Will we be the kind of church that is committed to reversing the effects of the curse of evil in our city and world?  May we enthusiastically answer yes, to that question and decide that new creation and the reality of shalom begins today!


[1] Cost of Intimate Partner Violence Against Women in the United States, 2003.  Centers for Disease Control and Prevention, National Centers for Injury Prevention and Control.  Atlanta, GA.

[2] Tjaden, Patricia & Thoennes, Nancy. National Institute of Justice and the Centers of Disease Control and Prevention, “Extent, Nature and Consequences of Intimate Partner Violence:  Findings from the National Violence Against Women Survey,” (2000).

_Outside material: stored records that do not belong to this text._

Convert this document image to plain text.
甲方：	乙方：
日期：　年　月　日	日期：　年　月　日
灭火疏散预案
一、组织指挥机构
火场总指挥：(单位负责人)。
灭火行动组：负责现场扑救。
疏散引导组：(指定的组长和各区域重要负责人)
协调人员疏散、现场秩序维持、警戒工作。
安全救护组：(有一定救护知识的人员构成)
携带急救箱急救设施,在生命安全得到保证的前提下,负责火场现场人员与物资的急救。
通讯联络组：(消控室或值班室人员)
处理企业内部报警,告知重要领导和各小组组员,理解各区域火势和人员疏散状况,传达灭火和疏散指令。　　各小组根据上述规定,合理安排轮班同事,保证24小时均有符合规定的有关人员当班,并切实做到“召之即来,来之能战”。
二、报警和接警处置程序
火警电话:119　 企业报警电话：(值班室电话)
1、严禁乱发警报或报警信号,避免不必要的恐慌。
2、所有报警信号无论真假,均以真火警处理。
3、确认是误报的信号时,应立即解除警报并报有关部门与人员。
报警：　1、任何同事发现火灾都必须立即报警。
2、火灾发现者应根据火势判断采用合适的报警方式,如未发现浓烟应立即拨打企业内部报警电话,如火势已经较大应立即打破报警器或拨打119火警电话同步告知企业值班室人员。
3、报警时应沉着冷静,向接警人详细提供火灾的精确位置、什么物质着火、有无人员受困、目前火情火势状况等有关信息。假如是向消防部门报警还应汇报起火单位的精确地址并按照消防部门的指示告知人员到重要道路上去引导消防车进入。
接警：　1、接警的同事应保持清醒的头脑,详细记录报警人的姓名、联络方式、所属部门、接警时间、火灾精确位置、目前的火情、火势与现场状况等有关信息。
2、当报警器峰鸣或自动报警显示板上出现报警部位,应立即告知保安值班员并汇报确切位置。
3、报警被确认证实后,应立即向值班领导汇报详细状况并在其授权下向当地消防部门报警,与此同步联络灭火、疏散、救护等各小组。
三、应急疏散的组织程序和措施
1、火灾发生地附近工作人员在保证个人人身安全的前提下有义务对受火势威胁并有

[3] Intimate Partner Violence in the United States. 2006. U.S. Department of Justice, Bureau of Justice Statistics.

 

AFTERWARD:

It was pointed out to me by one reader that this sermon feels very slanted toward domestic violence towards women.  I would respond by saying that this person was correct in that my personal story plus the few facts I read, would make it appear that men are never really victims.  If I were to actually preach this sermon, I would include some info about male victims as well, because they often are assumed to always be the offender when this is in fact untrue.